Penanews.id,Bangkalan-Pemerintah Kabupaten Bangkalan, Jawa Timur, perlu membuat ‘daftar hitam’ kontraktor. Mereka yang masuk daftar ini, tak boleh lagi menggarap proyek selama periode tertentu sebagai hukuman.
Usulan ini disampaikan Anggota Komisi C DPRD Bangkalan, Abdul Aziz, yang kecewa dengan realisasi sejumlah fasilitas di Gedung Baru DPRD Bangkalan.
Senin lalu, Aziz bersama lima koleganya di Komisi C menyidak realisasi pembangunan musala, pagar hingga pemasangan paving di gedung itu.
Mereka kecewa karena proyek yang didanai APBD tahun 2020 itu tak sesuai espektasi. Aziz menyebut misalnya paving yang dipasang sudah bergelombang padahal belum dilewati kendaraan. Juga pagar di bagian belakang yang nampak sudah miring.
“Walaupun masih ada masa perawatan selama 6 bulan. Kontraktor yang realisasi proyeknya tidak bagus, harus diblacklist agar jadi pembelajaran,” kata dia, Kamis, 24 Desember 2020.
Tanpa punishment, Aziz mengatakan akan sangat merugikan keuangan daerah. Sebab, ketika suatu proyek cepat rusak, maka pemkab akan terbebani biaya perbaikannya jika masa perawatan oleh kontraktor telah habis.
“Kalau ada sanksi, saya yakin para kontraktor akan berlomba-lomba memberikan yang terbaik,” ujar politikus Partai Berkarya ini.

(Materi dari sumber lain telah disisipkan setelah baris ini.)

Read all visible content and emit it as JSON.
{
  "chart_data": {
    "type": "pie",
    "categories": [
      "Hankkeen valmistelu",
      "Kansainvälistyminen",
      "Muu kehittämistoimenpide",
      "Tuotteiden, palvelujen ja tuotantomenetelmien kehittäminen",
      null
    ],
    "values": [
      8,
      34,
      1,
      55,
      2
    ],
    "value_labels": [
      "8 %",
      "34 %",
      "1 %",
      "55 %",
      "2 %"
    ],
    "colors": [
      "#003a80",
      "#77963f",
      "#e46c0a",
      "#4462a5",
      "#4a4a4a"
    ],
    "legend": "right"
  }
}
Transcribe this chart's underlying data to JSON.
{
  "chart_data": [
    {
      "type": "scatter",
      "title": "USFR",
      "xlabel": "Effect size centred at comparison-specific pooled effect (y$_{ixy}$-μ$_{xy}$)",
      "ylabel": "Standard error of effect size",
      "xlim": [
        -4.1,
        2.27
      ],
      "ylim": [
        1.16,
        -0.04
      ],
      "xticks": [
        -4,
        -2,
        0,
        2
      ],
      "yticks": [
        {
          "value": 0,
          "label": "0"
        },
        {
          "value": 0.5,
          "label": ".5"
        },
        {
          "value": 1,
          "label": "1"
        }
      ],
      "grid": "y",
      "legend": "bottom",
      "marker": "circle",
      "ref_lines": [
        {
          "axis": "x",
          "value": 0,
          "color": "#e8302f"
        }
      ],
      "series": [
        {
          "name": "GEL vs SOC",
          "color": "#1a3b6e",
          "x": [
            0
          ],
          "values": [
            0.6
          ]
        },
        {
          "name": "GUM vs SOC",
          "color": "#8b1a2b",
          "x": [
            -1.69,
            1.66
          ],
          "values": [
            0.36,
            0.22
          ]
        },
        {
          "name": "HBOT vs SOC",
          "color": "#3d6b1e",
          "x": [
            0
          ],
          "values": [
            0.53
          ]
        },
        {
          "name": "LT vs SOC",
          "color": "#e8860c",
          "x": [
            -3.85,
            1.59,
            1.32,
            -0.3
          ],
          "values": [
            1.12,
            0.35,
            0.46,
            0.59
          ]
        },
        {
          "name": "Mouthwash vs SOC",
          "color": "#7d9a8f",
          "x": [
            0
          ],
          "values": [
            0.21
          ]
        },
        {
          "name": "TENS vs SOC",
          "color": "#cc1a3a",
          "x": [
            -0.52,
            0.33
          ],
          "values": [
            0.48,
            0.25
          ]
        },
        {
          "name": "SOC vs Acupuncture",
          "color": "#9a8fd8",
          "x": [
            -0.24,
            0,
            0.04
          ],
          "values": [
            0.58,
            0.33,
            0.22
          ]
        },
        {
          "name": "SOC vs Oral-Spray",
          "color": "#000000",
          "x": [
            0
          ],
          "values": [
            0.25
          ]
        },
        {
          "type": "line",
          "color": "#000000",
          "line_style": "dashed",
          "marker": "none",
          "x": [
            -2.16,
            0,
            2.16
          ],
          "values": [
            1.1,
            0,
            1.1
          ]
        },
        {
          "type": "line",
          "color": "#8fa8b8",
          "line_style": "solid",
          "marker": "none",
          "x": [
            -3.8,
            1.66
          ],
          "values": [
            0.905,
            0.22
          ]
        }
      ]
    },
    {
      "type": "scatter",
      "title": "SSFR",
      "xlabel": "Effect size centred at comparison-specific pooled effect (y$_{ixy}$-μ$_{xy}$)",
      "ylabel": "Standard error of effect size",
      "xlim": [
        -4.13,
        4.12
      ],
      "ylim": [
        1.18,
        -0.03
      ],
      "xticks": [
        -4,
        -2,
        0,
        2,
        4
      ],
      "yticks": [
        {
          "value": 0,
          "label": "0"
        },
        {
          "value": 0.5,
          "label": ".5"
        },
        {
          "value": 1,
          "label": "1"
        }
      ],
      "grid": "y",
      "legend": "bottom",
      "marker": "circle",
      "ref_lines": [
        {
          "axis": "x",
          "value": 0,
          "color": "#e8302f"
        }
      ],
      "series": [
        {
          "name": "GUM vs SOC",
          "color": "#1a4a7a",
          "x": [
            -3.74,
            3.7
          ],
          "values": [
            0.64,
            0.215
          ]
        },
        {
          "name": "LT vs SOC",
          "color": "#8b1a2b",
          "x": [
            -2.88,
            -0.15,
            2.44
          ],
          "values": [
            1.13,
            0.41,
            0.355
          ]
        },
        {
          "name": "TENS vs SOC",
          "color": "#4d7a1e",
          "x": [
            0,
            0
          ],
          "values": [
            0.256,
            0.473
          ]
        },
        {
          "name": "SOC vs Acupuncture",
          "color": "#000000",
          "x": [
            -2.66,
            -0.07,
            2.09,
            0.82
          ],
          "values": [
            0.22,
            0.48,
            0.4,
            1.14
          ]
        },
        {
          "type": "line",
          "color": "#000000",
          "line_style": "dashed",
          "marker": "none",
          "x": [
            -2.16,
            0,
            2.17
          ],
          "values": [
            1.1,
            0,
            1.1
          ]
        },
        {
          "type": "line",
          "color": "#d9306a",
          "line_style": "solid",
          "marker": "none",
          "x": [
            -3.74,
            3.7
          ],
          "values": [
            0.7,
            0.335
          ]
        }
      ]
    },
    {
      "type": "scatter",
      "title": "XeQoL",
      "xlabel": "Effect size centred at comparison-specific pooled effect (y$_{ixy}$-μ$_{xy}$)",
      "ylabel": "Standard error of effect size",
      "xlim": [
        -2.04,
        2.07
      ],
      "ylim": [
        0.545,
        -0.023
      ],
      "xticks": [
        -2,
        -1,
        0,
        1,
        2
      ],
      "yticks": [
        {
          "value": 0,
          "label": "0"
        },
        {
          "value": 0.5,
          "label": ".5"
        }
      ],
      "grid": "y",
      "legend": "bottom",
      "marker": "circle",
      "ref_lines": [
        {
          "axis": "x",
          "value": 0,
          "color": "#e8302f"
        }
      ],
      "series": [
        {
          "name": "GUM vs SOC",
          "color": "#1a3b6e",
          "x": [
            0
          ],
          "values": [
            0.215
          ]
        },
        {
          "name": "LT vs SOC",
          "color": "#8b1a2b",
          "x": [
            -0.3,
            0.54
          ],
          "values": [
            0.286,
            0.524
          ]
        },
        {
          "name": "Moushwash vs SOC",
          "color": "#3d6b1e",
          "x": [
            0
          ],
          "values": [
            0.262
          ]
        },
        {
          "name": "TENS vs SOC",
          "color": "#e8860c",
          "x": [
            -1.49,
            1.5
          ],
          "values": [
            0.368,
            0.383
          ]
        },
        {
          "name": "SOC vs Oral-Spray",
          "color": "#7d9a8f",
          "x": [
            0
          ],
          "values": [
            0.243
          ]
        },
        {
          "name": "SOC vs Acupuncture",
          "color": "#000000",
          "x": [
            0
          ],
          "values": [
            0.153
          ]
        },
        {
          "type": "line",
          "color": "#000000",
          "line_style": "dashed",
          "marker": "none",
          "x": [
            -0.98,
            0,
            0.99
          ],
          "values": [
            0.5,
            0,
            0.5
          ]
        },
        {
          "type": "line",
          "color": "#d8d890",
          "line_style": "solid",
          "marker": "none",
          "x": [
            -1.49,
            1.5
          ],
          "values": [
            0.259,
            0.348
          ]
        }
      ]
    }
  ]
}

Sementara mengenai tindak lanjut temuan sidak, Aziz mengatakan masih akan dibahas lanjut di internal Komisi C. Apakah akan memanggil kontraktor juga dinas
terkait.
“Yang pasti, apa yang kami temukan saat sidak, harus diperbaiki. Kalau tidak diperbaiki, tak sampai setahun pasti sudah rusak,” ungkap Aziz.